The golden age of (fill in item of your choice) is thirteen.
I first read that phrase in reference to science fiction, but it works for quite an array of things. Certainly the music of our youth is the music we will always prefer, although that may come to us a couple of years after thirteen. It certainly works for automobiles and aircraft.
For me that golden age revolves around the F-104 and the X-15.
The entire focus of Edwards AFB, including most of the X-craft, was to fly higher and faster. The higher part caused problems with loss of control as the atmosphere thinned. The faster part brought about heating problems from atmospheric friction. Both lines of research culminated in the X-15.
The X-15 was first contracted in 1954. Early in its development, a follow-up aircraft to be called X-15B was considered. It was to be launched atop a Navaho missile in order to reach into space. NASA dropped the idea in favor of the Mercury program. The Air Force followed up with the proposed X-20, but that too was cancelled after Mercury became successful. Actual flight into orbit by a winged craft would not occur until the first Space Shuttle launch.
The first X-15 flight took place in 1959 and it was still flying nine years later, less than a year before the first moon landing. Like the earlier X-planes, the X-15 was dropped from a larger plane, in this case a converted B-52 bomber. Rather like a two stage rocket, this piggybacking allowed the X-15 a head start. The first 8.5 miles of altitude and 500 mph of speed came out the the B-52’s fuel tank, leaving the X-15’s fuel supply intact for the final push.
During that near decade, there were almost 200 flights. Thirteen of those flights went above 50 miles. The maximum speed reached in level flight was 4,520 mph.
The Air Force awards astronaut wings for flights above 50 miles – international rules do not agree. Two of those thirteen flights went above 100 kilometers.
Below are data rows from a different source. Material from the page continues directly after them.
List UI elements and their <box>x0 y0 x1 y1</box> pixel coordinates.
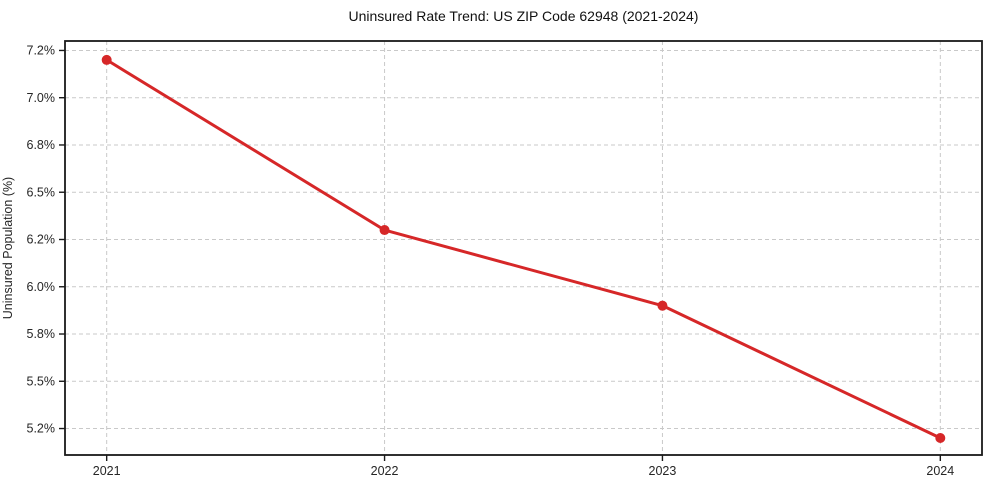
y-axis-label: Uninsured Population (%) <box>1 177 15 319</box>
x-tick-label: 2021 <box>93 464 121 478</box>
y-tick-label: 6.0% <box>27 280 56 294</box>
axes-frame <box>64 40 983 456</box>
y-tick-label: 5.2% <box>27 422 56 436</box>
y-tick-label: 6.5% <box>27 185 56 199</box>
x-tick-label: 2024 <box>926 464 954 478</box>
y-tick-label: 6.2% <box>27 233 56 247</box>
chart-title: Uninsured Rate Trend: US ZIP Code 62948 … <box>348 8 699 24</box>
data-point-2024 <box>935 432 946 443</box>
y-tick-label: 7.2% <box>27 44 56 58</box>
y-tick-label: 5.8% <box>27 327 56 341</box>
y-tick-label: 7.0% <box>27 91 56 105</box>
data-point-2023 <box>657 300 668 311</box>
data-point-2022 <box>379 225 390 236</box>
x-tick-label: 2022 <box>371 464 399 478</box>
x-tick-label: 2023 <box>649 464 677 478</box>
trend-line <box>105 58 942 440</box>
data-point-2021 <box>101 54 112 65</box>
y-tick-label: 5.5% <box>27 374 56 388</box>
y-tick-label: 6.8% <box>27 138 56 152</box>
The Federation Aeronautique Internationale counts 100 kilometers as the edge of space, making Joseph Walker officially the thirteenth man in space. (Also the fourteenth.) One of those who gained Air Force astronauts wings was Joe Engle who later flew the Space Shuttle. Neil Armstrong flew the X-15 seven times, but never above fifty miles. He had to settle for a consolation prize on July 20, 1969 when he landed on the moon.
To successfully fly at such altitudes requires a series of small rocket motors strategically placed around the spacecraft to control attitude when the rudder, elevator, and ailerons have nothing to work against.
On high speed flights by the rebuilt X-15A-2, an ablative coating was sprayed onto the surface of the aircraft to protect it from overheating due to atmospheric friction, an issue that the SR-71 and the Space Shuttle would also have to face.
For my generation, the X-15 was the ultimate, and it looked the part. It’s pilots flew to the edge of space; they were not blown there in a capsule on top of a converted ICBM. Mercury and Gemini were wonderful. I followed them religiously. But the X-20, proposed descendant of the X-15, riding on top of a Titan missile would have done it with more class. And it would have landed under the pilot’s control, not on the end of a parachute in the middle of the ocean.
Scott Crossfield, the X-15’s designer and first pilot said it was one of the few aircraft that caused grown men to cry upon its retirement.